The central bank would consider interest rate hikes if inflation becomes uncontrollable, Yang said, adding that related readings are benign for the time being.
The consumer price index last month increased 1.26 percent, higher than the 1.2 percent alert level, while the wholesale price index rose 4.36 percent, ending nearly two years of decline, due to a 32.81 percent spike in crude oil prices from a year earlier, the Directorate-General of Budget, Accounting and Statistics said on April 8.
Yang yesterday said he shared the US Federal Reserve’s observation that it is better to leave policy rates unchanged until inflation persistently stays above alarm levels.
Fed Chairman Jerome Powell has said that the Fed would not hike rates until recovery in the US labor market is achieved, and inflation reaches 2 percent and stays on track to run moderately above that level for some time, adding that these are unlikely to happen before next year.
Taiwan’s GDP might grow 4.53 percent or higher this year, driven mainly by domestic demand, giving the central bank leeway to cope with inflation, Yang said.
However, he voiced concern that rate hikes could attract global capital and destabilize the local currency, given Taiwan’s small and open economy.
The nation is already flush with liquidity, as excessive savings outweigh private investment, Yang said.
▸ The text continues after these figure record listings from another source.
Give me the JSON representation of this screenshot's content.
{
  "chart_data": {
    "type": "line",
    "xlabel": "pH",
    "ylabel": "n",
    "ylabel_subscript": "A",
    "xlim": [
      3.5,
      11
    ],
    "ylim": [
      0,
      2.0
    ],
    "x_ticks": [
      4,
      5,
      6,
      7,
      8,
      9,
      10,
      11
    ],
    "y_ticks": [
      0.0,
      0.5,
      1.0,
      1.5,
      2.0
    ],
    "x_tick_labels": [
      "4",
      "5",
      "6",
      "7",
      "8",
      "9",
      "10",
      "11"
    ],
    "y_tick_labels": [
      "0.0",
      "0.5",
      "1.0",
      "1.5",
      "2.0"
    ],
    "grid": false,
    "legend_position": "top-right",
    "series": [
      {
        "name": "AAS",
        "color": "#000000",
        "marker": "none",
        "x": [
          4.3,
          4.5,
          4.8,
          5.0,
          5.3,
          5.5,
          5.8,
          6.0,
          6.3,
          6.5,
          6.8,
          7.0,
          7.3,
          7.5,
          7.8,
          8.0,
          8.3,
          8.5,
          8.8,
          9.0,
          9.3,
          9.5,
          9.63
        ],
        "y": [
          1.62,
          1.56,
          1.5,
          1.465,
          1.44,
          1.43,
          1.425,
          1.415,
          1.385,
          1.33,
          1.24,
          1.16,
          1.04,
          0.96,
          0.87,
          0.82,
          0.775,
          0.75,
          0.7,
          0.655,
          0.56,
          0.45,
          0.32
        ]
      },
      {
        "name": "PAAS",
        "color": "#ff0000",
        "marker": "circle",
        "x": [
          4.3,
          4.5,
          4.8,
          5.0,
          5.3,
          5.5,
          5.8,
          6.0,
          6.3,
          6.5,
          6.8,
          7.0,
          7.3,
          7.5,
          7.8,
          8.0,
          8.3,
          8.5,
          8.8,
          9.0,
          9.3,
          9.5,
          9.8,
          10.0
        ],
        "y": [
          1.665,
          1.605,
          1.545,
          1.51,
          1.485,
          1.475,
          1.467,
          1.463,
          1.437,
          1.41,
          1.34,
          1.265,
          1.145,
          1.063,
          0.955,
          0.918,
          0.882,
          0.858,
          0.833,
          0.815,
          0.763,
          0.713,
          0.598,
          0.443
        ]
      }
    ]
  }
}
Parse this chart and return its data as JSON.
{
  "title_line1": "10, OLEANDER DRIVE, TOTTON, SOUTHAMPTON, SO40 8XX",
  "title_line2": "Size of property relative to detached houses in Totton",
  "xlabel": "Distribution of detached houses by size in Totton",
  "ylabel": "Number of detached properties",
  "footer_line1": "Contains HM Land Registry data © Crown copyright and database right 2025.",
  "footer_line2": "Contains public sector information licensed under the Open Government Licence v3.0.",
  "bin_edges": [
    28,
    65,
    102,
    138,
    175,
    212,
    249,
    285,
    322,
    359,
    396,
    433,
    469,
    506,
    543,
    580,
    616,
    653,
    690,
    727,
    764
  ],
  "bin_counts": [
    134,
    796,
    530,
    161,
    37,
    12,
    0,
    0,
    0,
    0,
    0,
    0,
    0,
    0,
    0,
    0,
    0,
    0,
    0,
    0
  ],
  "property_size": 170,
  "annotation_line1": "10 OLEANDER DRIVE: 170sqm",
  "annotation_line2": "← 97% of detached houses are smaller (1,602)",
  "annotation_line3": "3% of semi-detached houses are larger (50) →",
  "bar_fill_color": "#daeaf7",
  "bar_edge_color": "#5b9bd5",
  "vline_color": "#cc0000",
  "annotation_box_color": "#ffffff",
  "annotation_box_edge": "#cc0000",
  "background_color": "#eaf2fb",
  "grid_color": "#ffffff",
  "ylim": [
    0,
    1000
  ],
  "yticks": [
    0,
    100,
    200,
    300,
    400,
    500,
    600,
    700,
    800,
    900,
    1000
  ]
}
Government agencies, such as the Ministry of Economic Affairs, can help by guiding private funds to industrial investments, and other policymakers can help channel money to overseas investment tools, he said.
More effective utilization of funds could also help divert liquidity away from the local property market, Yang said.
He said he would not rule out further credit controls to cool the property market, as housing prices, transaction volume and real-estate lending continue to grow, despite tightening measures.
The central bank has cut the loan-to-value （LTV） ratios twice in three months to 40 percent for corporate buyers and multiple-home owners to make property investments more expensive.
Yang said he would consider capping LTV ratios at 50 percent for individual second-home owners, who have so far been spared from tightening measures.